Article ID | Journal | Published Year | Pages | File Type |
---|---|---|---|---|
83195 | Applied Geography | 2015 | 9 Pages |
•Viewshed models based on more-detailed input data correspond better to reality.•Only the number of false positives depended on input data precision.•The predominant errors in models based on vector datasets were false positives.•The model based on LiDAR data predominantly had false negatives.•These trends were identical for various definitions of models' matching of reality.

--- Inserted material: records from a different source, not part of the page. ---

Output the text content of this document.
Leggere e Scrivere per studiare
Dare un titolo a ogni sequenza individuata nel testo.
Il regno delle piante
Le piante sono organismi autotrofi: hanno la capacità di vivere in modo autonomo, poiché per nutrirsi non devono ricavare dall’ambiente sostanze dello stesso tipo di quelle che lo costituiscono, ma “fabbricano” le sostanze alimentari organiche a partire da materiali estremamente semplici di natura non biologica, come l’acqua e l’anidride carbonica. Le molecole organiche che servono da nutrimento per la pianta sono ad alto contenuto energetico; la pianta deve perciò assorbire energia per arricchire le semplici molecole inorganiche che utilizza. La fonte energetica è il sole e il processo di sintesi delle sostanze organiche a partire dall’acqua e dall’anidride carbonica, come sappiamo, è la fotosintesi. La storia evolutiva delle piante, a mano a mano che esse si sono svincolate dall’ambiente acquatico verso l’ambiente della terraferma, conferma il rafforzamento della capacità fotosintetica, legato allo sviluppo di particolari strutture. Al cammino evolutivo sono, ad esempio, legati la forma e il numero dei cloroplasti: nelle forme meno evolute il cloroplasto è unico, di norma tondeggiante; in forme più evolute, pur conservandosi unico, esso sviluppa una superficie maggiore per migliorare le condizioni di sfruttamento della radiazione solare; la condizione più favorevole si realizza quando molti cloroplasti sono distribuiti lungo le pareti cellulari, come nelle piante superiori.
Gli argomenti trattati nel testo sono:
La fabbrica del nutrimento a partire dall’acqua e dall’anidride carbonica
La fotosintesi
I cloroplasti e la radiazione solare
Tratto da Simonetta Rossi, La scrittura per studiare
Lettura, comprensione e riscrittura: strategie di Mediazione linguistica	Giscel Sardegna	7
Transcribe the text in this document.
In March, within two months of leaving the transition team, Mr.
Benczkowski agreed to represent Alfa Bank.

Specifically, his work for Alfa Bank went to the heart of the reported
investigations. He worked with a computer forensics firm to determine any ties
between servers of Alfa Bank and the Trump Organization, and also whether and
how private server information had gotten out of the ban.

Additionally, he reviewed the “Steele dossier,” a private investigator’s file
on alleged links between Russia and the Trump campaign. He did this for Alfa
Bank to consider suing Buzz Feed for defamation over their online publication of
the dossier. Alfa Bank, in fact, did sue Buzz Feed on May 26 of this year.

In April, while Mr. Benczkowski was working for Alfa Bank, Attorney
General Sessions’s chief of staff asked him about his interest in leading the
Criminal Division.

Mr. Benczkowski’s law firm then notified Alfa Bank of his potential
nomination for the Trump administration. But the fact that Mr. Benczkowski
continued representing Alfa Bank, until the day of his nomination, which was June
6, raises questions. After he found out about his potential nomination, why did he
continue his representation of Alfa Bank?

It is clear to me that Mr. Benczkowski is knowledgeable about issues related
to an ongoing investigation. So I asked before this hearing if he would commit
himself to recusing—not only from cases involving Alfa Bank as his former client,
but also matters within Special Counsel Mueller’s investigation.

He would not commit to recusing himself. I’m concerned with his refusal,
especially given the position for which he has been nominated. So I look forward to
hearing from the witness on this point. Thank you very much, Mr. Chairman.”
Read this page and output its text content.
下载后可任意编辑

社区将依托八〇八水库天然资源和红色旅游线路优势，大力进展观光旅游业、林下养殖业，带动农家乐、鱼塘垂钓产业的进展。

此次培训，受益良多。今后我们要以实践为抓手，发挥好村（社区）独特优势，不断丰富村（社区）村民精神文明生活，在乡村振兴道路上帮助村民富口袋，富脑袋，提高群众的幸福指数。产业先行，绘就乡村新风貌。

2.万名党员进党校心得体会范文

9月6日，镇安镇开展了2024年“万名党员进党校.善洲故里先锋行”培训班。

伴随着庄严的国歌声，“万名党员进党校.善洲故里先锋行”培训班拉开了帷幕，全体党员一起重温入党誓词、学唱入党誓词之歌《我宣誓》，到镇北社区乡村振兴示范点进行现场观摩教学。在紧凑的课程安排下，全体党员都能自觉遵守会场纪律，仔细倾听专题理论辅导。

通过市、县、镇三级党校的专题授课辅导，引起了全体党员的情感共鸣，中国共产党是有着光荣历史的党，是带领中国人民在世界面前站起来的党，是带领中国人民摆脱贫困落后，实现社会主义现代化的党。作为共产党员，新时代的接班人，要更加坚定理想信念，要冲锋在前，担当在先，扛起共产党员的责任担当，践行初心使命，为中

Viewshed analysis is a GIS tool commonly used in a number of research and practical spatial analyses. Input data and their spatial uncertainty are important aspects affecting analysis reliability. Given that inappropriately selected input geodata can produce imprecise visibility models and as a result cause incorrect spatial decisions, quantifying the effect of this uncertainty on resulting visibility models is important for the models' subsequent use. The objective of our study was to evaluate the suitability of digital surface models with varying levels of detail (a LiDAR-based model and models based upon vector data at differing scales) for simple (binary) viewshed analysis of wind turbines (three wind parks each containing 3–6 turbines). Visibility models based upon this input data were compared with actual visibility from 150 control points at random locations. The study results confirmed the prediction that the viewshed model based on more precise input data corresponded more closely to reality. Moreover, our study is the first to demonstrate that only the number of false positives (where the model predicts that an object is visible while in reality it is not) depended on input data precision, while input data did not affect the false negatives. In addition, all vector-based models had far more false positives than false negatives, while the opposite was true for the LiDAR-based model.When we considered the same number of modeled and actually visible wind turbines as a model's matching of reality, there were matches at 83.6–93.7% of control points (95% confidence interval) for the LiDAR-based model. For models based upon vector maps of various scales, the intervals were 68.4–82.2% (1:10,000), 59.1–74.2% (1:25,000), and 48.1–63.9% (1:500,000). We recorded false positives in 6 cases with the LiDAR-based model and 26, 39, and 59 cases, respectively, for vector-based models.